O processo artístico

Escolhi retratar neste desenho uma situação que muita gente se depara nas cidades brasileiras (não só as brasileiras, diga-se de passagem) que são os pedintes. Se perguntarmos para cada um o que acham das esmolas, muitas respostas causariam polêmicas. Normalmente vem a tona a questão da acomodação, se o dinheiro será bem empregado ou se será para o fim do qual foi pedido, surge também o pré julgamento do indivíduo pela sua aparência, pelos seu comportamento, enfim, é um assunto muito polêmico, principalmente nas metrópoles onde muitos tendem a encarar o problema como um ônus para a imagem pública da cidade, mas se cenas assim ainda acontecem hoje, há um motivo para isto. A resposta para a solução do problema é muito mais fácil, teoricamente, do que a ação real para combater o problema em si (a miséria), que depende de dois fatores extremamente imprevisíveis e ilógicos: o povo e os políticos. "Afinal, como ajudar de forma sustentável?", talvez esta seja a pergunta mais "na moda" hoje em dia, quando se trata deste assunto.

Sobre os pedintes, já presenciei cenas de todo o tipo... de pessoas que trataram pedintes muito mal (pior que animais), outros tratarem bem (como se fossem conhecidos), outros ainda atenderem os pedidos por medo e até mesmo, de pedintes que não abriam a boca para pedir, mas que seu corpo todo se expressava clamando por ajuda, ainda que de forma muda. Num país que o estereótipo da malandragem é vangloriada, que o "jeitinho brasileiro" é vangloriado, é mais do que natural que haja por parte de muitos a desconfiança de que a esmola pedida não passe de um golpe barato para ganhar dinheiro fácil, às custas dos outros. E muitas vezes estas cenas ficam gravadas na memória da gente... e vez por outra recorremos à elas para produzir algo.

Até chegar nas expressões que eu queria para os personagens deste trabalho, naturalmente foi preciso que houvesse um pouco de pesquisa, que sempre é muito importante, até mesmo para deixar o trabalho mais rico em detalhes. Busquei na internet imagens de mendigos, de expressões, comecei a prestar mais atenção na fisionomia das pessoas que cruzavam o meu caminho nas ruas, folheei diversas revistas antigas, livros, fotos antigas de família, explorei um pouco pessoas próximas a mim e até mesmo, usei um pouco do meu próprio reflexo no espelho para chegar na expressão certa.

Referências

Não é novidade nenhuma a minha admiração pelo trabalho do francês Edgard Degas, inclusive no que se refere ao uso do giz pastel.
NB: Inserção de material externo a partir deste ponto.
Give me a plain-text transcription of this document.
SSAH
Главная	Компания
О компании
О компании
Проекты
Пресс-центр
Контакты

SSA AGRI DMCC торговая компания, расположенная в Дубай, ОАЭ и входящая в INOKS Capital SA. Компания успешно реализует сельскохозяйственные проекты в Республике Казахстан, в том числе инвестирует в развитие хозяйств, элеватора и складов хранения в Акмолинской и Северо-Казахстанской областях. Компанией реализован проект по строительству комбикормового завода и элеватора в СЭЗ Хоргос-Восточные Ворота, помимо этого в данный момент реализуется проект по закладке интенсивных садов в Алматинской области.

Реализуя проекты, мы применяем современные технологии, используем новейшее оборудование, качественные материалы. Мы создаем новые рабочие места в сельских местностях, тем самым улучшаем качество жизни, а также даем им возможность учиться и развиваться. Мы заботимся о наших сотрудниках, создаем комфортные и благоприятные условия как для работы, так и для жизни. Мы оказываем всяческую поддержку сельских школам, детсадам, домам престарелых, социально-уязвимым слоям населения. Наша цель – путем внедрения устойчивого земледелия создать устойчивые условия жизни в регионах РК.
Quando se fala em pinturas retratando bailarinas, mulheres após o banho, situações íntimas femininas e afins, é bem fácil lembrar da obra de Degas, inclusive criando no imaginário das pessoas a imagem de que o artista era um apaixonado pelo universo feminino, mas na verdade muitos historiadores sugerem que o mestre francês era misógino (tinha aversão às mulheres), encarando suas modelos apenas como meros objetos retratados. Ninguém é perfeito!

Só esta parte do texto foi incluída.